QUOTE (mbozek @ Jun 3 2011, 12:06 PM)

QUOTE (DMcGovern @ Jun 3 2011, 12:52 PM)

And the plan's forms & timing for distributions also come into play here. Ours requires that they take a full distribution as soon as administratively feasible. I know others require that the funds stay in the plan until a specified event. In such cases, it makes complete sense to segregate the assets for the AP. In most cases with our plans, the AP requests a distribution as soon as the DRO is determined to be a QDRO, so a distribution is completed very quickly.
In this case I do plan on discussing the option of setting up a separate account for the AP at the investment company with the Plan Administrator. Sounds like it would reduce a lot of issues.
I dont understand why you believe that the plan should accomodate an outrageous request by an AP which could expose the plan to a lawsuit by the plan participant for failure to protect with his rights under the plan. Under 414p the AP is only entitled to amounts that are payable under a QDRO which is why the plan is supposed to segregate the amount payable to the AP when it receives the DRO. In your case the AP would be entilted to 41.4% of the account balance plus 46+k in the segregated account. This amount is separate from the participant's account. The AP is entitled to the gains and losses of this segregated amount. I dont understand why you feel that the AP is entitled any more of the gains in the participant's account just because she is asking for it. The plan can just say that it would be administrativley burdensome to recalculate her interest in any other manner and would interfere with the particpant's rights to his benefits under the plan.
As a separate matter the plan could be at risk of paying out funds which are the sole property of the participant since the plan is supposed to segregate the AP's interest from the participant's separate interest in the remaining assets in the plan when it receives the DRO. The plan cannot segregate the AP's interest from the amount in the participant's account when it receives the DRO and then at a later date when it issues a QDRO withdraw additional amounts from the Participant's account because the AP wants it. For example, if the participant terminates employment after the plan receives a DRO the plan cannot refuse to pay him the portion of benefits in his account that have not been segregated for the AP. If the plan transfers additional amounts from the participants account to the AP account after the QDRO is approved it will be open to a claim that it reduced the vested benefit payable to the participant.
By the way what is the opinion of the plan's lawyer on this issue?
Under our QDRO procedure it states that the Plan will pay the designated amounts as soon as administratively feasible, if the QDRO requires immediate payment. The procedure also states "The Plan will maintain a separate accounting (which
may include a segregated account) for each alternate payee until the Plan has completed benefit payments under the QDRO."
The QDRO provides that the commencement date and form of payment to follow the terms of the Plan.
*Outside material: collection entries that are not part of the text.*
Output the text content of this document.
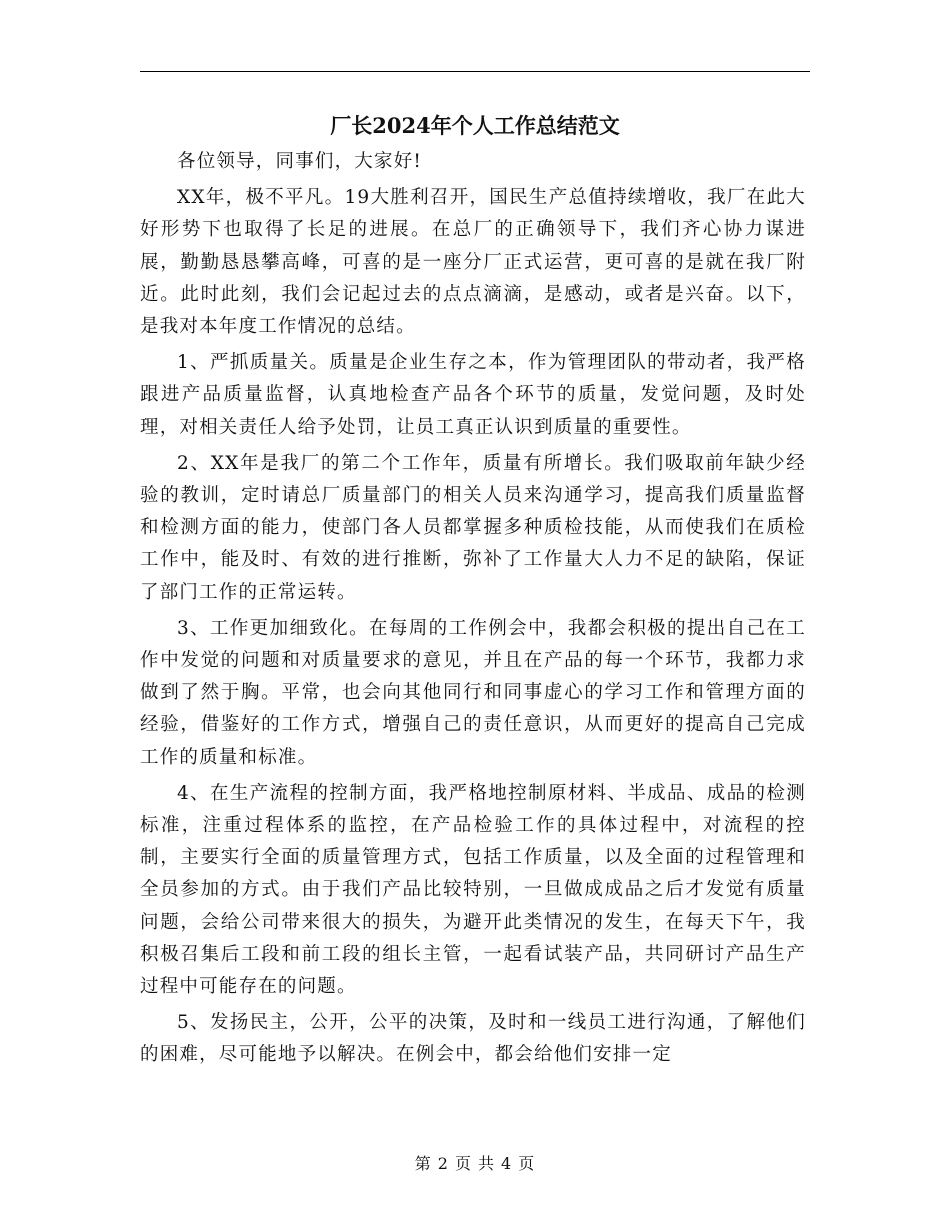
厂长2024年个人工作总结范文

各位领导，同事们，大家好!

XX年，极不平凡。19大胜利召开，国民生产总值持续增收，我厂在此大好形势下也取得了长足的进展。在总厂的正确领导下，我们齐心协力谋进展，勤勤恳恳攀高峰，可喜的是一座分厂正式运营，更可喜的是就在我厂附近。此时此刻，我们会记起过去的点点滴滴，是感动，或者是兴奋。以下，是我对本年度工作情况的总结。

1、严抓质量关。质量是企业生存之本，作为管理团队的带动者，我严格跟进产品质量监督，认真地检查产品各个环节的质量，发觉问题，及时处理，对相关责任人给予处罚，让员工真正认识到质量的重要性。

2、XX年是我厂的第二个工作年，质量有所增长。我们吸取前年缺少经验的教训，定时请总厂质量部门的相关人员来沟通学习，提高我们质量监督和检测方面的能力，使部门各人员都掌握多种质检技能，从而使我们在质检工作中，能及时、有效的进行推断，弥补了工作量大人力不足的缺陷，保证了部门工作的正常运转。

3、工作更加细致化。在每周的工作例会中，我都会积极的提出自己在工作中发觉的问题和对质量要求的意见，并且在产品的每一个环节，我都力求做到了然于胸。平常，也会向其他同行和同事虚心的学习工作和管理方面的经验，借鉴好的工作方式，增强自己的责任意识，从而更好的提高自己完成工作的质量和标准。

4、在生产流程的控制方面，我严格地控制原材料、半成品、成品的检测标准，注重过程体系的监控，在产品检验工作的具体过程中，对流程的控制，主要实行全面的质量管理方式，包括工作质量，以及全面的过程管理和全员参加的方式。由于我们产品比较特别，一旦做成成品之后才发觉有质量问题，会给公司带来很大的损失，为避开此类情况的发生，在每天下午，我积极召集后工段和前工段的组长主管，一起看试装产品，共同研讨产品生产过程中可能存在的问题。

5、发扬民主，公开，公平的决策，及时和一线员工进行沟通，了解他们的困难，尽可能地予以解决。在例会中，都会给他们安排一定

第 2 页 共 4 页
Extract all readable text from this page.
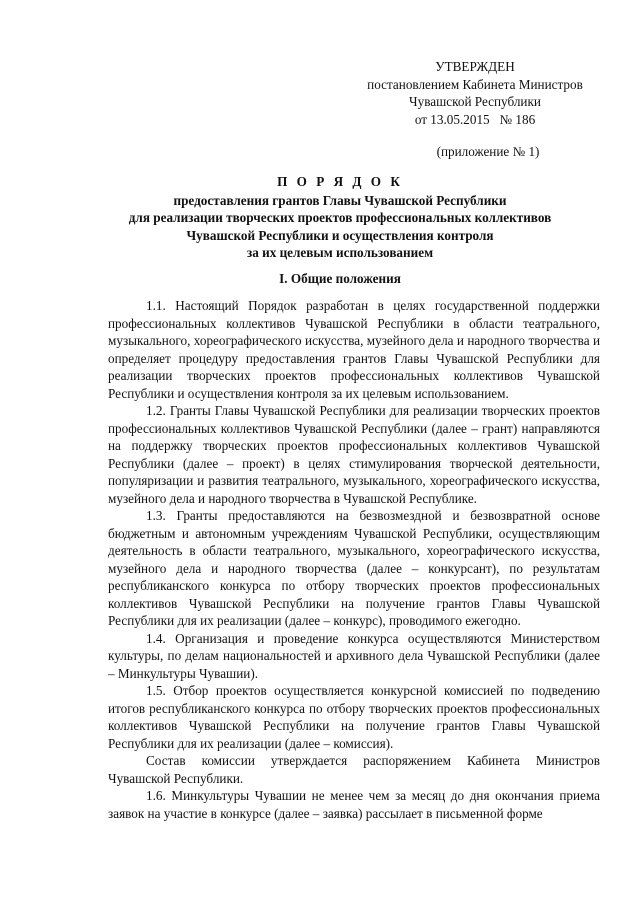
УТВЕРЖДЕН
постановлением Кабинета Министров
Чувашской Республики
от 13.05.2015   № 186
(приложение № 1)
П О Р Я Д О К
предоставления грантов Главы Чувашской Республики
для реализации творческих проектов профессиональных коллективов
Чувашской Республики и осуществления контроля
за их целевым использованием
I. Общие положения

1.1. Настоящий Порядок разработан в целях государственной поддержки профессиональных коллективов Чувашской Республики в области театрального, музыкального, хореографического искусства, музейного дела и народного творчества и определяет процедуру предоставления грантов Главы Чувашской Республики для реализации творческих проектов профессиональных коллективов Чувашской Республики и осуществления контроля за их целевым использованием.

1.2. Гранты Главы Чувашской Республики для реализации творческих проектов профессиональных коллективов Чувашской Республики (далее – грант) направляются на поддержку творческих проектов профессиональных коллективов Чувашской Республики (далее – проект) в целях стимулирования творческой деятельности, популяризации и развития театрального, музыкального, хореографического искусства, музейного дела и народного творчества в Чувашской Республике.

1.3. Гранты предоставляются на безвозмездной и безвозвратной основе бюджетным и автономным учреждениям Чувашской Республики, осуществляющим деятельность в области театрального, музыкального, хореографического искусства, музейного дела и народного творчества (далее – конкурсант), по результатам республиканского конкурса по отбору творческих проектов профессиональных коллективов Чувашской Республики на получение грантов Главы Чувашской Республики для их реализации (далее – конкурс), проводимого ежегодно.

1.4. Организация и проведение конкурса осуществляются Министерством культуры, по делам национальностей и архивного дела Чувашской Республики (далее – Минкультуры Чувашии).

1.5. Отбор проектов осуществляется конкурсной комиссией по подведению итогов республиканского конкурса по отбору творческих проектов профессиональных коллективов Чувашской Республики на получение грантов Главы Чувашской Республики для их реализации (далее – комиссия).

Состав комиссии утверждается распоряжением Кабинета Министров Чувашской Республики.

1.6. Минкультуры Чувашии не менее чем за месяц до дня окончания приема заявок на участие в конкурсе (далее – заявка) рассылает в письменной форме
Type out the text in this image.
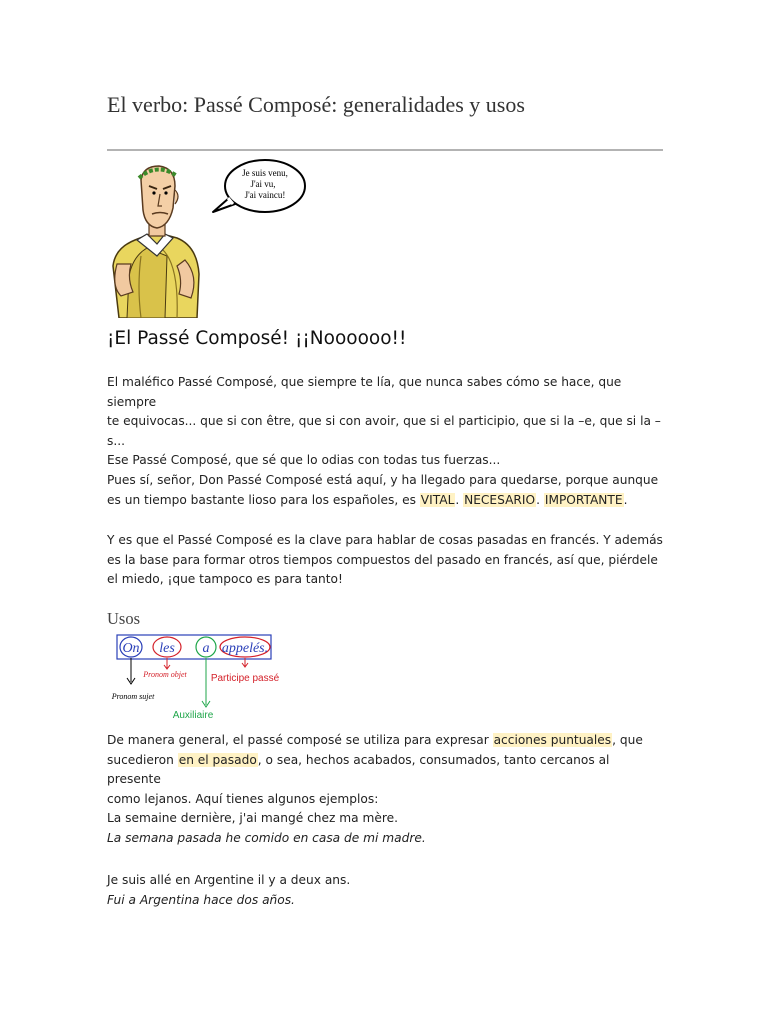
El verbo: Passé Composé: generalidades y usos
Je suis venu,
J'ai vu,
J'ai vaincu!
¡El Passé Composé! ¡¡Noooooo!!

El maléfico Passé Composé, que siempre te lía, que nunca sabes cómo se hace, que siempre
te equivocas... que si con être, que si con avoir, que si el participio, que si la –e, que si la –
s...
Ese Passé Composé, que sé que lo odias con todas tus fuerzas...

Pues sí, señor, Don Passé Composé está aquí, y ha llegado para quedarse, porque aunque
es un tiempo bastante lioso para los españoles, es VITAL. NECESARIO. IMPORTANTE.

Y es que el Passé Composé es la clave para hablar de cosas pasadas en francés. Y además
es la base para formar otros tiempos compuestos del pasado en francés, así que, piérdele
el miedo, ¡que tampoco es para tanto!

Usos
On les a appelés.
Pronom objet Participe passé
Pronom sujet
Auxiliaire

De manera general, el passé composé se utiliza para expresar acciones puntuales, que
sucedieron en el pasado, o sea, hechos acabados, consumados, tanto cercanos al presente
como lejanos. Aquí tienes algunos ejemplos:

La semaine dernière, j'ai mangé chez ma mère.
La semana pasada he comido en casa de mi madre.

Je suis allé en Argentine il y a deux ans.
Fui a Argentina hace dos años.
Our plan only allows for lump sum distributions, as soon as administratively feasible upon the occurance of a distributable event.
Maybe I'm totally off here, but it is my understanding that based on the language in the QDRO procedure we are not required to physically segregate out the assets for the AP; we do have to do a separate accounting (on paper). We do this by running the calculations of the amounts allocable to the participant and AP as soon as we receive the distribution request from the AP. Since we usually receive the distribution paperwork in a few days, we have not had a situation like this occur before. I'm not sure I agree with you on the risk of paying out funds that are the property of the participant since the principal amounts will not change; only the time period we are calculating the earnings/losses.